Living in Los Angeles costs roughly 20 percent more than in Chicago, 30 percent more than in New Haven, Conn., and a whopping 50 percent more than in Austin, Texas. The resulting sticker shock can discourage doctors from considering UCLA job offers and sway them toward rival academic medical centers in less pricey cities.
Even within the University of California system, where the 10 campuses share the same salary scale, UCLA faces a recruitment disadvantage due to Los Angeles' high cost of living. While UCLA salaries are competitive with other public universities, they lag behind those at private institutions.
To fight this surgical brain drain, Dr. Thomas Calcaterra, a UCLA professor emeritus of head and neck surgery, and his wife, Ellen Calcaterra, have donated $2 million to the Division of Head and Neck Surgery at the David Geffen School of Medicine at UCLA for the recruitment of future division chiefs and new faculty.
"This gift will allow UCLA to attract the country's top ear-nose-throat specialists and ensure that our division continues to expand and flourish," said Dr. Gerald Berke, current chair of head and neck surgery and one of more than 175 surgeons who trained under Calcaterra during his tenure at UCLA. "We are extremely grateful to Tom and Ellen for their vision and generosity to the UCLA family."

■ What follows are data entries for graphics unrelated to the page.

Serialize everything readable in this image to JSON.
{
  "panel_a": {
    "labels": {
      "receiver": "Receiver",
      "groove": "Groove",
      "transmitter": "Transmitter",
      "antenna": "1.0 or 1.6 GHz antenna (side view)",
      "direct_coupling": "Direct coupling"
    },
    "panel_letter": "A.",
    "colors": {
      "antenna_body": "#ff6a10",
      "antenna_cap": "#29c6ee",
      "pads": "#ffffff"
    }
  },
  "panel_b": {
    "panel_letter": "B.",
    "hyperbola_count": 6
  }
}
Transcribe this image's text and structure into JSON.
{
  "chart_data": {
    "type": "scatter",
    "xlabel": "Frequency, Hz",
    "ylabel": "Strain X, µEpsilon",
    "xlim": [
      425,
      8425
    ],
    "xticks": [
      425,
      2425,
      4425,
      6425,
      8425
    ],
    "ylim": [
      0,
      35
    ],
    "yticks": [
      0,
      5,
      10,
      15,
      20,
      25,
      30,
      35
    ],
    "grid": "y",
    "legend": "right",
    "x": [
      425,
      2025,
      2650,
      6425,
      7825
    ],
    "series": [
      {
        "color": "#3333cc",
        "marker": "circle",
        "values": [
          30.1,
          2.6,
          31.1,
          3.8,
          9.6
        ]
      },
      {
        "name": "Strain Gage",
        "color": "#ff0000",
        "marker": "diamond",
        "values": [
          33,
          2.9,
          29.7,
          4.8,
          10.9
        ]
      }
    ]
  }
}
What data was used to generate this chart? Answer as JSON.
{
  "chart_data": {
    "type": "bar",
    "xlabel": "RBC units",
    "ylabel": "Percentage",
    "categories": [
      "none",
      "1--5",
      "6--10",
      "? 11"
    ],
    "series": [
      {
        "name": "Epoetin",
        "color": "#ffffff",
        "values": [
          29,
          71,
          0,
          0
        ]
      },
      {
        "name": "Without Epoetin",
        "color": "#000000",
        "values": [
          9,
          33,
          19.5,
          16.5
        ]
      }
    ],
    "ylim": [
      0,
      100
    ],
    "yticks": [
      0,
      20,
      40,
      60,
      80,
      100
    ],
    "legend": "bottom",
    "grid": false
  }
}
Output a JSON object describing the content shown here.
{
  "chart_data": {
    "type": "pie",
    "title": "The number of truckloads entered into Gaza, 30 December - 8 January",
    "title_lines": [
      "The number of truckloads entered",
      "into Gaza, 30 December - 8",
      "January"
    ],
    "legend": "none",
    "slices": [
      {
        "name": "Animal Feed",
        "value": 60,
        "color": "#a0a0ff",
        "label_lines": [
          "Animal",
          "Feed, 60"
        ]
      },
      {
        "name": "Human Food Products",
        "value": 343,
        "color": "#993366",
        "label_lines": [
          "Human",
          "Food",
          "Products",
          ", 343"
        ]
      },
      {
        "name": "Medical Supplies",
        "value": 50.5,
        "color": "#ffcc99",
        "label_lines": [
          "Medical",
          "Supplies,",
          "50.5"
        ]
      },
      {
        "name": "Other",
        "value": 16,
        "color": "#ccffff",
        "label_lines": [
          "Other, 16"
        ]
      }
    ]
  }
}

The goal of the new Thomas C. Calcaterra, M.D., Recruitment Fund for Head and Neck Surgery is to keep UCLA job offers competitive and to soften the economic obstacles of relocating to Los Angeles.
"California's coastline and warm weather offer an attractive draw, but the state's high cost of living diminishes its appeal," Calcaterra said. "When you pair an expensive city with mediocre pay, the combination makes it difficult to recruit and retain superior faculty. Ellen and I hope that our donation will level the playing field and enable the Division of Head and Neck Surgery to maintain its status as one of the foremost otolaryngology training programs in the nation."
"Los Angeles' high cost of housing and education discourages surgeons from outside the region," Ellen Calcaterra said. "People worry that they'll have to lower their standard of living to come here. One can't expect a candidate to parlay a $350,000 home in the Midwest into a $2 million residence on the Westside."
Calcaterra began his surgical training at UCLA's medical school in 1962. After completing his military service and his medical residency, he returned to UCLA in 1969, where he specialized in the surgical management of facial tumors, rhinology and sinusitis.
Ellen Calcaterra is an alumna of the UCLA Anderson School of Management. After earning her M.B.A. in 1981, she worked in the strategic planning department of the Atlantic Richfield Co. She obtained her real estate license 20 years ago and now specializes in real estate management, developing and consulting. The Calcaterras live in Brentwood, Calif.
"I was on the UCLA faculty for more than 35 years," Calcaterra said. "This donation is our way of returning something to a division that was very good to me."
The Calcaterras' endowment will provide leadership for surgical research in otoneurology, laryngeal and speech pathology, audiology, tumor genetics and immunology, photodiagnostic imaging, and interstitial laser therapy for head and neck cancers.